My aim is to prove that $\mathbb{E}[T_1]$ is finite, and I would like to know if my reasoning is accurate. I've only written in detail the parts I'm unsure about, and I state the queries I have at the end of the post.
Proof
Let $U_k$ be the hitting time given by $T_{-k} \wedge T_1$. Then, it is fairly simple to show that $\mathbb{E}[U_k] \le (p-q)^{-1}$.

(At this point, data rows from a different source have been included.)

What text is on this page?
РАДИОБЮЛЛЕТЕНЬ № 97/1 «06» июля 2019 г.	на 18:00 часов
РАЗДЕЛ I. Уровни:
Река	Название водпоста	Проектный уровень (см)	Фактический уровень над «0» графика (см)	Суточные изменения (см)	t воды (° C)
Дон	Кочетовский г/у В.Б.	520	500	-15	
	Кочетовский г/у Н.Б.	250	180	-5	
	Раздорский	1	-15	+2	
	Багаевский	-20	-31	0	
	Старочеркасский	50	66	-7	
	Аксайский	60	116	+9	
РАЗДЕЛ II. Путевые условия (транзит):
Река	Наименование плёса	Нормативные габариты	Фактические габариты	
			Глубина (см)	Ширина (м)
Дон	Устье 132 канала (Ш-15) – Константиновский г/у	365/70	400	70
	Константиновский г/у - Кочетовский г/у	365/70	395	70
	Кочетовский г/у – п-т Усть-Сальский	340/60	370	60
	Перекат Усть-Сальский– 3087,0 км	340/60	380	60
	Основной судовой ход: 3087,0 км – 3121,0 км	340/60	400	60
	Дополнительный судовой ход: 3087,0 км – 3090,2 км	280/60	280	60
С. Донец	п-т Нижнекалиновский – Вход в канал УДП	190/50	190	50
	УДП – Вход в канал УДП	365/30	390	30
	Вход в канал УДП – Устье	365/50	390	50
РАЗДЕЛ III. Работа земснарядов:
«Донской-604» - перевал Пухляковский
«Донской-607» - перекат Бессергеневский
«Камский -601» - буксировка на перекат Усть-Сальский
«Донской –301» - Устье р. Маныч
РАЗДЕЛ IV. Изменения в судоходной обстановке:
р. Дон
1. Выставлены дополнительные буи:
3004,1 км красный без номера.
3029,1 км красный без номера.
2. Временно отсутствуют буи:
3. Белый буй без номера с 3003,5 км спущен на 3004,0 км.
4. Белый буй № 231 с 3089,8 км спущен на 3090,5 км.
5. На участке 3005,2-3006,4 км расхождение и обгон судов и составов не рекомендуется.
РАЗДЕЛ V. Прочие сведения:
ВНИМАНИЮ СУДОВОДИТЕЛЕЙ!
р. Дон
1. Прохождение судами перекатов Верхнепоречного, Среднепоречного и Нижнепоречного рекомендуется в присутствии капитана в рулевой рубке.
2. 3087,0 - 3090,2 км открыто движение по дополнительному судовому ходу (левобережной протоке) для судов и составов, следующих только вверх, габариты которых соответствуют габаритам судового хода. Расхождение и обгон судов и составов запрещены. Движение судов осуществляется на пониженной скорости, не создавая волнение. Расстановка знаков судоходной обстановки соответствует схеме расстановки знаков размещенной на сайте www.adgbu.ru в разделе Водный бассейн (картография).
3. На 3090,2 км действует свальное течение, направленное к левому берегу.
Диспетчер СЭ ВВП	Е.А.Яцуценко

It is then tempting to apply monotone convergence, by saying that $U_k \uparrow T_1 \implies \mathbb{E}[U_k] \to \mathbb{E}[T_1]$. However, I do not think that it is immediate that $U_k \uparrow T_1$.
Therefore, instead, let $U$ be the limit of the $U_k$ for now. We wish to prove that $U = T$ a.s..
It is clear that $U \le T$. Further note that:
$$\{ \omega : U(\omega) < T(\omega)\} = \{ \omega : (S_n(\omega)) \text{ hits arbitrarily large negative values before hitting } 1\}$$
But we clearly have:
$$\{ \omega : (S_n(\omega)) \text{ hits ... before hitting } 1\} \subseteq \{ \omega : (S_n(\omega)) \text{ hits arbitrarily large negative values}\}$$
so, we may relax the equality to obtain:
$$\mathbb{P}(U < T) \le \mathbb{P}((S_n) \text{ hits arbitrarily large negative values})$$
Now let $m < 0$, and note that:
$$\mathbb{P}(\exists n: S_n = m) = \mathbb{P}(\exists n: S_{n} = m \;| \; \exists n': S_{n'} = m+1)\cdot \mathbb{P}(\exists n': S_{n'} = m+1) $$
But then, by translation invariance and the Markov property:
$$\mathbb{P}(\sim\exists n: S_n = m \;| \exists n': S_{n'} = m+1) = \mathbb{P}(\sim\exists n: S_n = -1 \;| \exists n': S_{n'} = 0) $$
$$ = \mathbb{P}(\sim\exists n: S_n = -1)$$
$$ = \mathbb{P}(S_n \ge 0 \; \forall n)$$ $$>0$$
by the answer given here.
$$\implies \mathbb{P}(\exists n: S_{n} = m \;| \; \exists n': S_{n'} = m+1) < 1$$
In particular, we deduce that $\mathbb{P}(\exists n: S_n = m) \to 0$ as $m \to \infty$, so by the downwards continuity of the probability measure:
$$\mathbb{P}((S_n) \text{ hits arbitrarily large negative values}) = 0$$
$$\implies \mathbb{P}(U < T) =0$$
Thus, $U = T$ a.s., and the result follows by the monotone convergence theorem.
Question: Am I right to believe that it is not trivial that $U_k \uparrow T$?